Boston Bruin Patrice Bergeron is now one of the best two-way centers in the NHL, but back in 2003-04, Bergeron was just an 18-year-old kid in Bruins camp expecting to be sent back to juniors for the year. New Pittsburgh Penguins head coach Mike Sullivan was then in his first season as the coach of the Bruins, and he had other plans for Bergeron.
Instead of sending a young Bergeron to juniors, Sullivan gave Bergeron his first NHL chance, moving the rookie to the wing for a year in order to lighten his responsibilities while introducing Bergeron to the NHL stage. Bergeron flourished in the role and the rest is history, but as Sullivan and the Penguins pay a visit to the Bruins Wednesday night, Bergeron told reporters he still remembers the man who gave him his first opportunity to play in the NHL.
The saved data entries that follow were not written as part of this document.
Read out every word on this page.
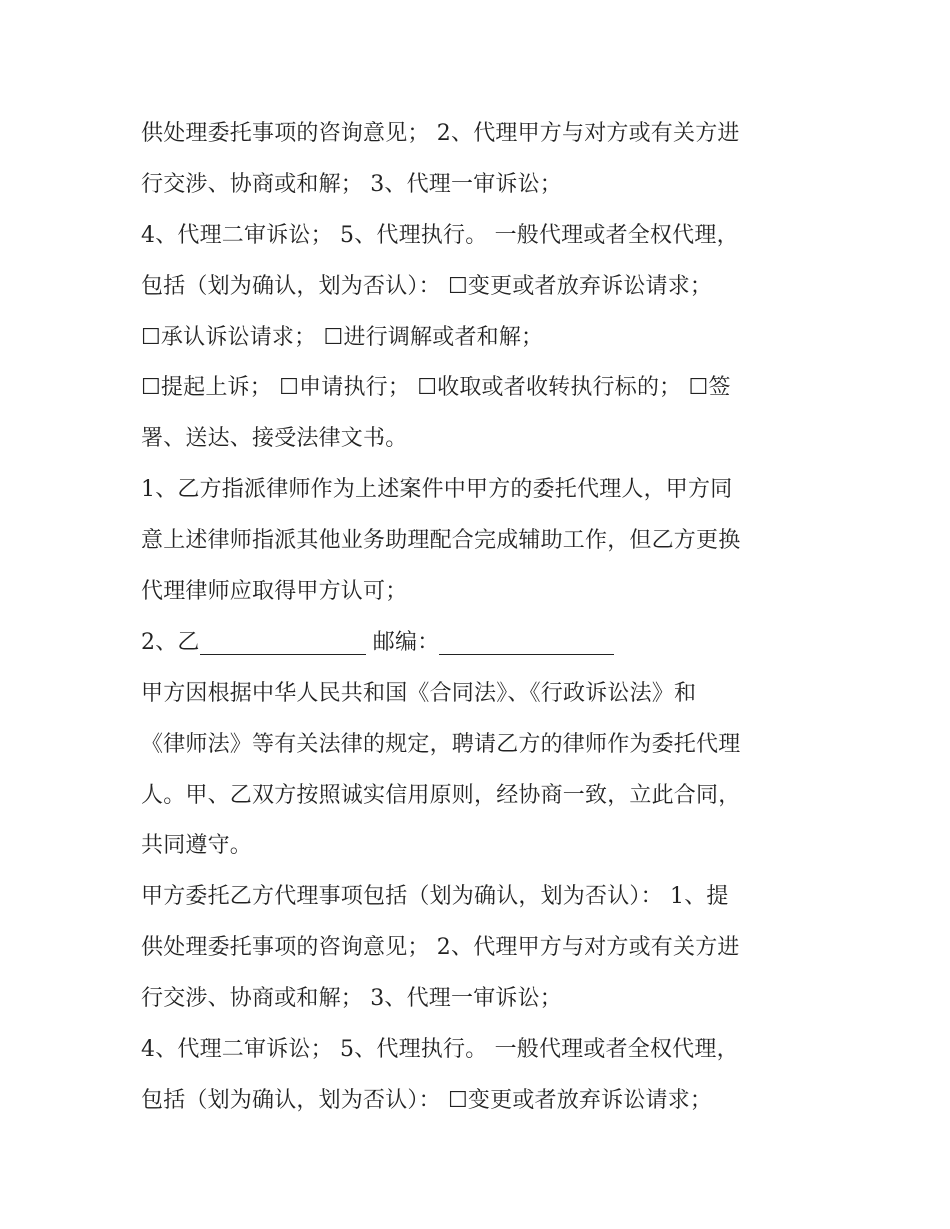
供处理委托事项的咨询意见； 2、代理甲方与对方或有关方进
行交涉、协商或和解； 3、代理一审诉讼；
4、代理二审诉讼； 5、代理执行。 一般代理或者全权代理，
包括（划为确认，划为否认）： ☐变更或者放弃诉讼请求；
☐承认诉讼请求； ☐进行调解或者和解；
☐提起上诉； ☐申请执行； ☐收取或者收转执行标的； ☐签
署、送达、接受法律文书。
1、乙方指派律师作为上述案件中甲方的委托代理人，甲方同
意上述律师指派其他业务助理配合完成辅助工作，但乙方更换
代理律师应取得甲方认可；
2、乙	邮编：
甲方因根据中华人民共和国《合同法》、《行政诉讼法》和
《律师法》等有关法律的规定，聘请乙方的律师作为委托代理
人。甲、乙双方按照诚实信用原则，经协商一致，立此合同，
共同遵守。
甲方委托乙方代理事项包括（划为确认，划为否认）： 1、提
供处理委托事项的咨询意见； 2、代理甲方与对方或有关方进
行交涉、协商或和解； 3、代理一审诉讼；
4、代理二审诉讼； 5、代理执行。 一般代理或者全权代理，
包括（划为确认，划为否认）： ☐变更或者放弃诉讼请求；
Sullivan remained as Bruins head coach until June 2006, when he was fired by the Bruins' new GM at the time, Peter Chiarelli. Sullivan has since served as an assistant with the Tampa Bay Lightning, New York Rangers and Vancouver Canucks before he was hired as the head coach of the Penguins' AHL affiliate, the Wilkes Barre/Scranton Penguins, over the summer. On Saturday, Sullivan earned a promotion to head coaching duties for the NHL club after the team relieved former head coach Mike Johnston of his duties.
Sullivan's roots in Boston extend beyond simply giving Bergeron his first NHL chance. A native of Marshfield, Mass., Sullivan played four years of college hockey for Boston University before embarking on an 11-year NHL playing career.
He’s the one that gave me my chance as a rookie coming in, second-round pick,” Bergeron told reporters Tuesday. “A lot of coaches could have just sent me back to junior and not even given me a shot and he did. He gave me some exhibition games to prove myself and I’ll always be thankful for that.”